Over the Moon, 2020.
Directed by Glen Keane and John Kahrs.
Featuring the voice talents of Cathy Ang, Phillipa Soo, Ken Jeong, John Cho, Ruthie Ann Miles, Margaret Cho, and Sandra Oh.
An adventurous girl builds a rocket ship to meet a mythical goddess on the moon.
In many ways, Over the Moon is an animated adventure so close to Alice In Wonderland that I had to check if this wasn’t adapted from a Lewis Carroll novel. The way the film tells a surreal and spellbinding adventure, after such a practical and realistic introduction into this world…it’s a delight. While the story doesn’t feel insanely original, there’s no doubt that this is one of those visual treats that come around every so often.
Seriously, the entire look and feel of this film are out-of-this-world, full pun intended. I thought the film’s introduction, spending time with Fei Fei and her family, was already beautiful. The characters look unique, placed inside such a wonderfully grounded world that feels lived in; it’s all there to great a perfect starting point. When our lead character and crew crash land on the moon, the film is taken to another level that’s so easily one of the most visually striking worlds I’ve seen in some time.
What makes the entire look of the film stand out is the simplicity in its surrealism. You can go out there and completely strange without creating a visual assault on the eyes. The film knows when to use an excess of color and when to hone the look to make you pay attention to something so important, a great balance that always allows you to enjoy what’s on-screen.
Glen Keane helms the project with John Kahrs co-directing, and the pair knows how to tell a complete story without going into the “too much” territory. Easily creators trying to make a big splash – this being the feature debut of Kahrs and the first Netflix original animated film – would go for the “let’s do it all” approach, and there’s nothing wrong with that. You can do everything you want because you never know when you will get this chance again. This team works with that same hunger but eases everything back to take you to the basics. It makes you appreciate the little things, so the bigger moments work even more.
Fei Fei is a young girl trying to deal with losing her mother and the fact her father wants to move on. While Fei Fei is a bit brash about her feelings on this, it’s an understandable feeling for anyone who has lost someone.
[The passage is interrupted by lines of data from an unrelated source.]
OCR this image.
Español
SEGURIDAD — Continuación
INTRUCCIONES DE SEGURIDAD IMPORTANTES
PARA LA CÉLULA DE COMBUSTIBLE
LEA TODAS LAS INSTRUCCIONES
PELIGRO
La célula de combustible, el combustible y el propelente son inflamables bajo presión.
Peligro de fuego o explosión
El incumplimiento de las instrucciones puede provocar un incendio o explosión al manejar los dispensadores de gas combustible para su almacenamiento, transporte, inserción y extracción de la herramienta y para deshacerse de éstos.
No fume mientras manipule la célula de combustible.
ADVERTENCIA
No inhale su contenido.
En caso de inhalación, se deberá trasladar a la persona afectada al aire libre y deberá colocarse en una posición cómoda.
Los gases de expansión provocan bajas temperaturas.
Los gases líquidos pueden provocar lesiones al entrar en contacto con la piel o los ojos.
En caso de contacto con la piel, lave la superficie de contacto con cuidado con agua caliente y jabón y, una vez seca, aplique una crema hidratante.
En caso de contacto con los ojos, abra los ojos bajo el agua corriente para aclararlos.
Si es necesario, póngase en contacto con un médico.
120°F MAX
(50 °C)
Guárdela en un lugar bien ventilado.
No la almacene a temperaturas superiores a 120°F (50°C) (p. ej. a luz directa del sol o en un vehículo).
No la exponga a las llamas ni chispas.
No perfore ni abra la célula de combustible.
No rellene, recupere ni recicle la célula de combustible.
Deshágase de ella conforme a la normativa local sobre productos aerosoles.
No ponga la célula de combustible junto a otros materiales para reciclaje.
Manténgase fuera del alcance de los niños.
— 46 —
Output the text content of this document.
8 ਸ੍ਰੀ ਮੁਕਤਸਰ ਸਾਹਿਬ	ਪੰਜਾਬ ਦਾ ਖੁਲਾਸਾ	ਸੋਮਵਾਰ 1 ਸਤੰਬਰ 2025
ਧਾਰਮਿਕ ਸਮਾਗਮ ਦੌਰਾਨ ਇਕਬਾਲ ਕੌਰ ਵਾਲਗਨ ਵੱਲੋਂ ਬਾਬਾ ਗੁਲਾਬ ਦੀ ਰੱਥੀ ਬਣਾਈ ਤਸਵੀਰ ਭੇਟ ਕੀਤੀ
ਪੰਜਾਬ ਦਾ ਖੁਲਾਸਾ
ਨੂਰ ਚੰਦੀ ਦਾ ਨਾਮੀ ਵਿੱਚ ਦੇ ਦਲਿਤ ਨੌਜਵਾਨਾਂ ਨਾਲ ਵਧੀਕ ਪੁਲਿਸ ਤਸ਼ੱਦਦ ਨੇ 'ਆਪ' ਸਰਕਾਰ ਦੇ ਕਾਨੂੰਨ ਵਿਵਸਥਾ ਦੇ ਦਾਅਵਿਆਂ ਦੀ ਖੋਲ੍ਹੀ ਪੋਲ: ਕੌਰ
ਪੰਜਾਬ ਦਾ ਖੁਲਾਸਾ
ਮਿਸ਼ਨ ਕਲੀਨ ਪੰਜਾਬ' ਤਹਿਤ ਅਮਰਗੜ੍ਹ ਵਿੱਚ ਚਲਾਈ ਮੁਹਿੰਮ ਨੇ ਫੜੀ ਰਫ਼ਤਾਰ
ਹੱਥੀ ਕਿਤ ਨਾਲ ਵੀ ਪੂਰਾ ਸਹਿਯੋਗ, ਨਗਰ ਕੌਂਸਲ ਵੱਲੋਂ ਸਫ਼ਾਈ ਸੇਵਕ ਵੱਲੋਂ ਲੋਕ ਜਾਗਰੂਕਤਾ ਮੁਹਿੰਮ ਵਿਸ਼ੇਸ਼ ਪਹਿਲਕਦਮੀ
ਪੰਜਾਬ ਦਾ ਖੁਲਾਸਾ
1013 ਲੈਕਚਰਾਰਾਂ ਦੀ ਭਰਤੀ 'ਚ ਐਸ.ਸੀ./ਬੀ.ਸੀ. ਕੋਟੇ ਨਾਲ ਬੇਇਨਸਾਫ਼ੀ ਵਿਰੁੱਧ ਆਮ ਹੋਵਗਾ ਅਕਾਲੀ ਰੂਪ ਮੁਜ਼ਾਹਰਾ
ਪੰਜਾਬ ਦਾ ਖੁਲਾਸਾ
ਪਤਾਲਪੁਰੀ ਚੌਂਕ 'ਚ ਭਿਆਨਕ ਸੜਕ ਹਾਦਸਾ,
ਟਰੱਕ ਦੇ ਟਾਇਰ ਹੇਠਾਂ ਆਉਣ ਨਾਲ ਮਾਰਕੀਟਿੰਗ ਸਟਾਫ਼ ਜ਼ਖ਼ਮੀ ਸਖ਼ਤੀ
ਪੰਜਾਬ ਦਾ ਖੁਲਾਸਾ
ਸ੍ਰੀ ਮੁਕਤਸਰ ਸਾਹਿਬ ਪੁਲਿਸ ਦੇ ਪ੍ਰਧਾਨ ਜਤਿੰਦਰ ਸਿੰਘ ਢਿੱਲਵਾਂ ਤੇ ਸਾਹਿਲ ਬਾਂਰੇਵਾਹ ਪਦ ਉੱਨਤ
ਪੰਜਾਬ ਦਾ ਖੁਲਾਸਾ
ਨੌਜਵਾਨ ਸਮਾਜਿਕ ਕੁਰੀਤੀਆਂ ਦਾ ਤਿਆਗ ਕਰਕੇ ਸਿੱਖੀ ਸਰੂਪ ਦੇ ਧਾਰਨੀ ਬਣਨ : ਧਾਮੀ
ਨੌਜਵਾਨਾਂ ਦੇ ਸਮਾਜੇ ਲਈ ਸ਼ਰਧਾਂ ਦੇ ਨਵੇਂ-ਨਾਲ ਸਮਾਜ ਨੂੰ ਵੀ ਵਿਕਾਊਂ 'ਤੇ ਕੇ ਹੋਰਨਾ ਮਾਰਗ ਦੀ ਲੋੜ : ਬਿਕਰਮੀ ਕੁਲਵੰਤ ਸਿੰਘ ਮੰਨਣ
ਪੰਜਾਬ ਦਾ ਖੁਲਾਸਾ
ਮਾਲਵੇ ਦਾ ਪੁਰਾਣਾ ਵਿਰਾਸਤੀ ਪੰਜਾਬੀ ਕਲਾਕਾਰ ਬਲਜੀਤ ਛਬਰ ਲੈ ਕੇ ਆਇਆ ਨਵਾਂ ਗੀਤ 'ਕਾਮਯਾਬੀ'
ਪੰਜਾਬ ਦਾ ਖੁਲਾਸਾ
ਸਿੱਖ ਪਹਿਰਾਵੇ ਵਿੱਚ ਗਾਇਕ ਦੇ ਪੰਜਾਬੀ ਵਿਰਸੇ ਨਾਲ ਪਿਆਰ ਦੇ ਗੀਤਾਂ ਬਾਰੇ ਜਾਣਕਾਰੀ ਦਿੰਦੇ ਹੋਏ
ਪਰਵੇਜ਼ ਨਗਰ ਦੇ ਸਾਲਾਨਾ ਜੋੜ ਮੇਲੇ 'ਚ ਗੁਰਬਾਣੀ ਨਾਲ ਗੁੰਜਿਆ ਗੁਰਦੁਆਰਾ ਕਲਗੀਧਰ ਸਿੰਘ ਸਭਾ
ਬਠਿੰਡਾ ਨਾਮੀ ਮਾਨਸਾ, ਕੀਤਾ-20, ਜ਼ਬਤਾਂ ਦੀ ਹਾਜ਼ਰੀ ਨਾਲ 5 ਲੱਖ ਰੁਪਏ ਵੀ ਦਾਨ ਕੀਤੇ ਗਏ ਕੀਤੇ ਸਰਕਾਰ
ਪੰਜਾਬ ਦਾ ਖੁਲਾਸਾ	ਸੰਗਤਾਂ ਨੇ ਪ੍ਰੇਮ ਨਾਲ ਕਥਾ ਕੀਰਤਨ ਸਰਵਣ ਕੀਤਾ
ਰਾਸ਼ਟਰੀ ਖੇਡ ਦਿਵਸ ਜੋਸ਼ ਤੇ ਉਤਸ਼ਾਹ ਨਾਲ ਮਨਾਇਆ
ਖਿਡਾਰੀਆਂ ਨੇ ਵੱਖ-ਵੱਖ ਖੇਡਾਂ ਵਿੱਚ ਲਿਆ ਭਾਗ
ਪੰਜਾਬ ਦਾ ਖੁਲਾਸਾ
She holds this story of the Moon Goddess Chang’e close to her, being something she relates to her mother.
She holds it so close that she sets out on a near-impossible mission to prove that she’s real. Joined by her loving rabbit pet Bungie and potential new stepbrother Chin (and his frog), Fei Fei enters an insane world she could only dream was real, and you feel like you’ve heard this before.
Look, the filmmakers know the easiest way to have your visuals be a huge part of the film is to scale back the narrative. If you have an insane plot and wild visuals, you will quickly isolate a big part of your audience. This isn’t some arthouse film, but something for the entire family. It’s hard to ignore the film has a bit of a “heard it all before” element, though. You can predict almost all of the film’s beats, and there’s nothing really ground-breaking in terms of the story. That’s not saying it’s a bad film for having a simple story and a retread of other ideas, but it’s something to note.
Still, Over the Moon offers up enough of its own flair to not feel like it’s ripping anything off too much. I completely loved the entire Moon Goddess story, and the world they created for her was wonderfully detailed. It’s something we don’t see too often, traveling to the moon in film and it not being a science fiction type of film. This is an entirely new take on the mood, which brings elements that feel organic in a Chinese-focused movie. Using the Moon Festival ( a tradition dating back more than 2000 years ago) but centering it around a young girl who wants to travel to the moon, it’s a delightful blend of an old-school story with a new-school outlook.
There’s something that makes Over the Moon so easy to love. An earnestness to the filmmaking and a real love of making beautiful imagery. It’s easy to harp on a story and want it to go further, but it’s also easy to say other films need to step up to the grand visuals on display here. From the eyelashes on a rabbits face to the twinkle of otherworldly colors in Fei Fei’s eyes, you can’t help but fall in love with everything here.
Glen Keane has worked for a long time in this industry, creating and overseeing some of the biggest films in animation. And it seems like he’s spent that time absorbing every bit of information to craft his own little beauty here. In a year of so many strong feature directorial debuts, Keane threw his veteran hat in the race and said, “thank you, I’ve come to play.”
Like Fei Fei in the film, the filmmakers behind went above and beyond to make their wildest dreams a beautiful reality.